Tapi Byurrr! Tiba-tiba aku rasakan guyuran air mungkin sebanyak satu ember tepat jatuh menggebyur di atasku, "Haacihhh ...! Hah!" aku pun kembali basah dan mulai bersin-bersin.
"Ya ampun, Mas! Maaf ya, aku nggak tahu ada orang di bawah!" ucap seorang wanita pemilik rumah dari lantai atas yang kepalanya menjulur keluar melihatku dari jendela kamarnya.
Rasanya aku ingin mengumpat. Pakaianku baru saja setengah kering. Namun, aliran darahku biasa tertahan dengan semua keadaan ini. Jadinya, kuabaikan sajalah.
"Lagi pula ini ngapain sih ini ngamen di sini? Saya telpon Pak RT saja kamu supaya di usir dari sini! Harusnya lingkungan ini bersih dari para pengamen semacam kamu ini, pergi sana!" celetuk Pria paruh baya lain dari arah dalam yang sepertinya suaminya, yang baru saja keluar tapi malah mengusirku.
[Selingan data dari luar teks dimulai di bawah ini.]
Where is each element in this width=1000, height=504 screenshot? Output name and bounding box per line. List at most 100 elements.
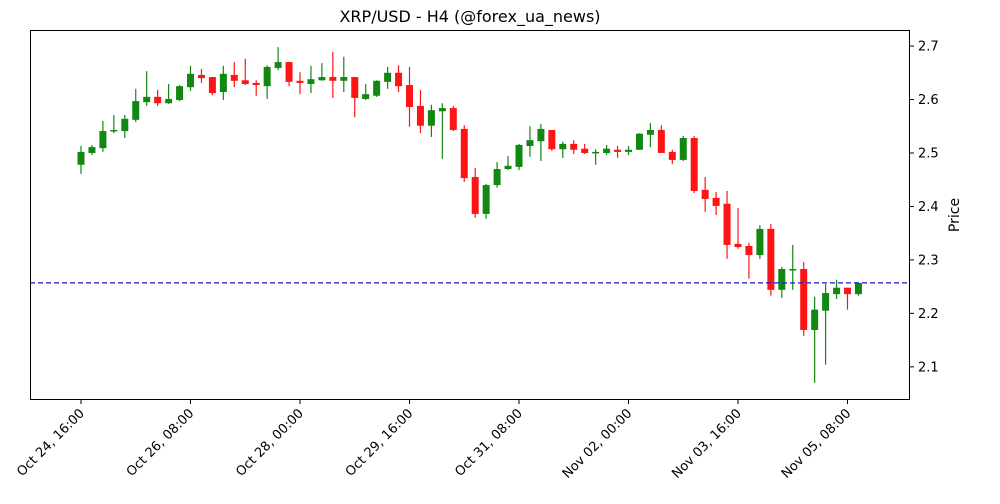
y-tick-label: 2.6 (918, 93, 939, 108)
candle-body (614, 149, 622, 152)
candle (548, 129, 556, 151)
candle (625, 146, 632, 156)
candle (154, 89, 162, 106)
candle-body (844, 287, 851, 295)
y-tick-label: 2.1 (918, 360, 939, 375)
candle (340, 56, 348, 93)
y-tick-label: 2.3 (918, 253, 939, 268)
candle (165, 84, 173, 104)
candle (559, 141, 567, 158)
candle-body (646, 129, 654, 135)
candle-body (734, 243, 742, 248)
candle-body (110, 129, 118, 132)
candle-body (351, 77, 359, 98)
candle (614, 146, 622, 158)
candle (778, 266, 786, 298)
candle-body (756, 228, 764, 256)
candle-body (384, 72, 392, 82)
candle-body (460, 128, 468, 179)
candle (646, 123, 654, 148)
candle-body (406, 85, 413, 107)
candle-body (208, 77, 216, 94)
candle (668, 149, 676, 165)
candle-body (537, 128, 545, 142)
candle (296, 72, 304, 95)
candle-body (241, 80, 249, 85)
candle-body (219, 73, 227, 93)
candle-body (603, 148, 611, 153)
candle-body (800, 269, 808, 330)
candle (318, 63, 326, 81)
candle-body (679, 138, 687, 160)
candle-body (811, 309, 819, 330)
candle-body (176, 86, 184, 101)
candle-body (252, 82, 260, 86)
candle-body (745, 246, 753, 256)
x-tick-label: Oct 26, 08:00 (124, 406, 197, 479)
candle-body (132, 101, 140, 120)
candles-group (77, 47, 862, 383)
candle-body (187, 73, 194, 88)
candle (756, 225, 764, 259)
candle (274, 47, 282, 71)
plot-frame (30, 30, 910, 400)
candle (351, 77, 359, 118)
candle (285, 62, 293, 87)
candle (187, 65, 194, 91)
y-tick-label: 2.7 (918, 40, 939, 55)
candle (679, 135, 687, 161)
candle (449, 105, 457, 132)
candle-body (197, 74, 205, 79)
candle (121, 115, 129, 139)
candle (504, 156, 512, 171)
candle-body (723, 203, 731, 245)
candle-body (625, 149, 632, 152)
candle (570, 140, 578, 155)
candle-body (482, 185, 490, 214)
y-tick-label: 2.5 (918, 146, 939, 161)
candle (416, 89, 424, 134)
candle (493, 162, 501, 188)
candle-body (121, 118, 129, 132)
candle-body (701, 189, 709, 199)
candle-body (592, 151, 600, 154)
candle-body (296, 80, 304, 83)
candle (197, 69, 205, 83)
candle-body (526, 140, 534, 147)
candle-body (493, 169, 501, 186)
candle (833, 279, 841, 299)
chart-title: XRP/USD - H4 (@forex_ua_news) (339, 7, 600, 27)
candle-body (143, 96, 151, 103)
x-tick-label: Nov 03, 16:00 (669, 406, 745, 482)
candle (77, 146, 85, 174)
y-axis-label: Price (947, 198, 963, 232)
candle (362, 84, 370, 101)
x-tick-label: Oct 24, 16:00 (14, 406, 87, 479)
candle (745, 242, 753, 279)
candle (373, 80, 381, 97)
candle (515, 143, 523, 171)
candle-body (570, 143, 578, 150)
candle (427, 104, 435, 137)
candle-body (581, 148, 589, 153)
candle (132, 88, 140, 122)
candle-body (778, 269, 786, 290)
candle-body (712, 197, 720, 206)
candle-body (362, 94, 370, 99)
candle-body (635, 133, 643, 150)
candle-body (165, 98, 173, 104)
candle (208, 77, 216, 96)
candle (482, 183, 490, 219)
candle-body (559, 143, 567, 150)
candle-body (427, 110, 435, 126)
candle (767, 224, 775, 296)
candle (241, 58, 249, 86)
candle (526, 126, 534, 157)
candle-body (318, 77, 326, 81)
x-axis: Oct 24, 16:00 Oct 26, 08:00 Oct 28, 00:00 O… (14, 400, 854, 482)
candle-body (340, 77, 348, 81)
candle-body (329, 77, 337, 81)
candle-body (274, 62, 282, 68)
candle (734, 208, 742, 249)
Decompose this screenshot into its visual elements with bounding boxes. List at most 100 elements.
Dan begitu saja terus, dari sejumlah rumah yang aku datangi, hanya ada sebelas rumah saja yang memberiku recehan. Yang lain menolak. Aku pasrah jika mungkin tidak bisa mendapatkan banyak dengan nyanyian suaraku yang serak karena batuk dan flu ku masih kuderita ini.
Badanku kembali meriang gara-gara guyuran ibu tadi. Padahal flu ini sudah menyerangku lima hari ini. Sambil berjalan di kawasan Pasar Besar, aku menghitung beberapa uang logam seribuan yang aku genggam di tangan. Dari jumlah yang telah aku sisihkan, sudah cukup untuk membayar hutangku di warung makan langgananku. Juga selembar uang dua ribuan yang basah karena genggamanku yang kuyup.
"Ampun, Mas! Mau bagaimana lagi? Wong dapatnya ya cuma segitu!" suara teriakan seorang pemuda aku dengar mengerang dari balik pagar yang ku lewati.
"Sedino ki bayar telung puluh ewu, wes paling sitik, liyane malah seket ewu saben dino!" (Sehari itu bayar tiga puluh ribu, sudah paling sedikit, yang lain malah lima puluh ribu sehari!) terdengar suara Narko salah seorang preman pasar dengan nada lebih tinggi.
Lalu dilanjut dengan suara gedebuk pukulan dan tendangan. Ditambah lagi erangan si korban yang merintih kesakitan. Membuatku tertarik untuk melihat lebih lagi. Sebenarnya aku tidak mau berurusan dengan gerombolan preman satu ini. Bukannya takut, tapi aku tidak mau menambah masalah hidupku. Sudah cukup bagiku kesulitan yang aku alami, aku tidak mau menambah ceritanya menjadi lebih pahit lagi.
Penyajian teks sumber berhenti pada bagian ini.